In late August, Saudi Arabia warned that there was a significant disconnect between financial and physical markets and that this “extreme” volatility could prompt the OPEC+ alliance to act to throttle back production.

This is coupled with OPEC spare capacity close to historic lows and a large scale gas-to-oil switching taking place in Europe due to a lack of Russian gas.

However, in its latest Aug 22 update, the US Energy Information Administration (EIA) forecasts oil demand growth of 2.1 million barrels per day (bpd) for both 2022 and 2023.

Loh says in the past few months, the US EIA has gradually downgraded 2022 oil demand growth from its March forecast of 3.1million bpd growth.
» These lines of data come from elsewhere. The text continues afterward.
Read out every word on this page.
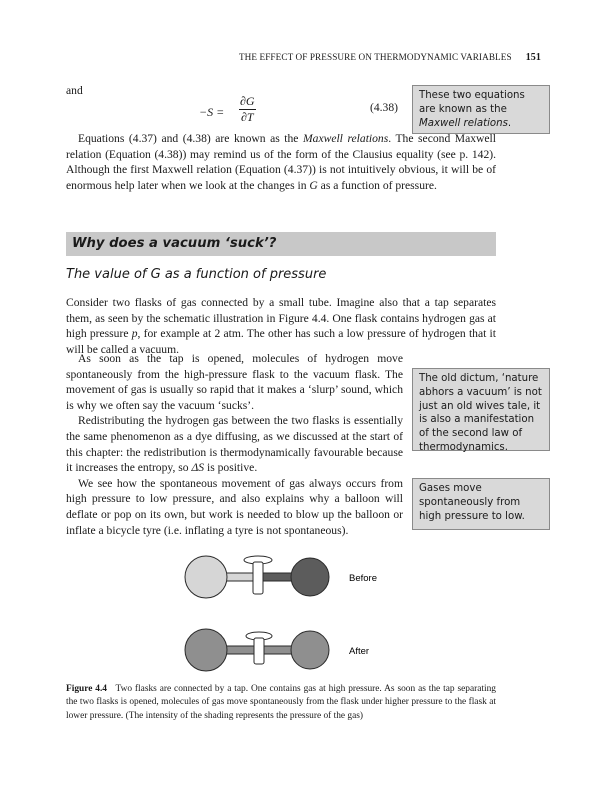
THE EFFECT OF PRESSURE ON THERMODYNAMIC VARIABLES 151
and
$-S = \frac{\partial G}{\partial T}$	(4.38)
These two equations are known as the Maxwell relations.

Equations (4.37) and (4.38) are known as the Maxwell relations. The second Maxwell relation (Equation (4.38)) may remind us of the form of the Clausius equality (see p. 142). Although the first Maxwell relation (Equation (4.37)) is not intuitively obvious, it will be of enormous help later when we look at the changes in G as a function of pressure.

Why does a vacuum ‘suck’?
The value of G as a function of pressure

Consider two flasks of gas connected by a small tube. Imagine also that a tap separates them, as seen by the schematic illustration in Figure 4.4. One flask contains hydrogen gas at high pressure p, for example at 2 atm. The other has such a low pressure of hydrogen that it will be called a vacuum.

As soon as the tap is opened, molecules of hydrogen move spontaneously from the high-pressure flask to the vacuum flask. The movement of gas is usually so rapid that it makes a ‘slurp’ sound, which is why we often say the vacuum ‘sucks’.

Redistributing the hydrogen gas between the two flasks is essentially the same phenomenon as a dye diffusing, as we discussed at the start of this chapter: the redistribution is thermodynamically favourable because it increases the entropy, so ΔS is positive.

We see how the spontaneous movement of gas always occurs from high pressure to low pressure, and also explains why a balloon will deflate or pop on its own, but work is needed to blow up the balloon or inflate a bicycle tyre (i.e. inflating a tyre is not spontaneous).

The old dictum, ‘nature abhors a vacuum’ is not just an old wives tale, it is also a manifestation of the second law of thermodynamics.
Gases move spontaneously from high pressure to low.
Before
After
Figure 4.4 Two flasks are connected by a tap. One contains gas at high pressure. As soon as the tap separating the two flasks is opened, molecules of gas move spontaneously from the flask under higher pressure to the flask at lower pressure. (The intensity of the shading represents the pressure of the gas)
He also points out that an additional Russian oil embargo goes into effect on Dec 5, banning the provision of shipping, insurance and other services related to Russian oil. If the US successfully bans dollar clearing for Russian oil purchases, this would result in tighter oil and natural gas markets in the near term.

Locally, Loh continues to like Yangzijiang, which is “inexpensive” at an FY2022 P/B of 0.7x. He also expects the company to see margin expansion in the next few quarters.

He is also positive on Keppel and Sembamarine highlighting that when the merger between the two is complete, they will see a combined value of nearly $10 billion worth of orders year-to-date (ytd). “In our view, this bodes well for the merger which is expected to be completed by 4QFY2022.”

As of 11.06am, shares of Keppel, Sembmarine and Yangzijiang were trading at $7.21, 11.7 cents and 97 cents respectively.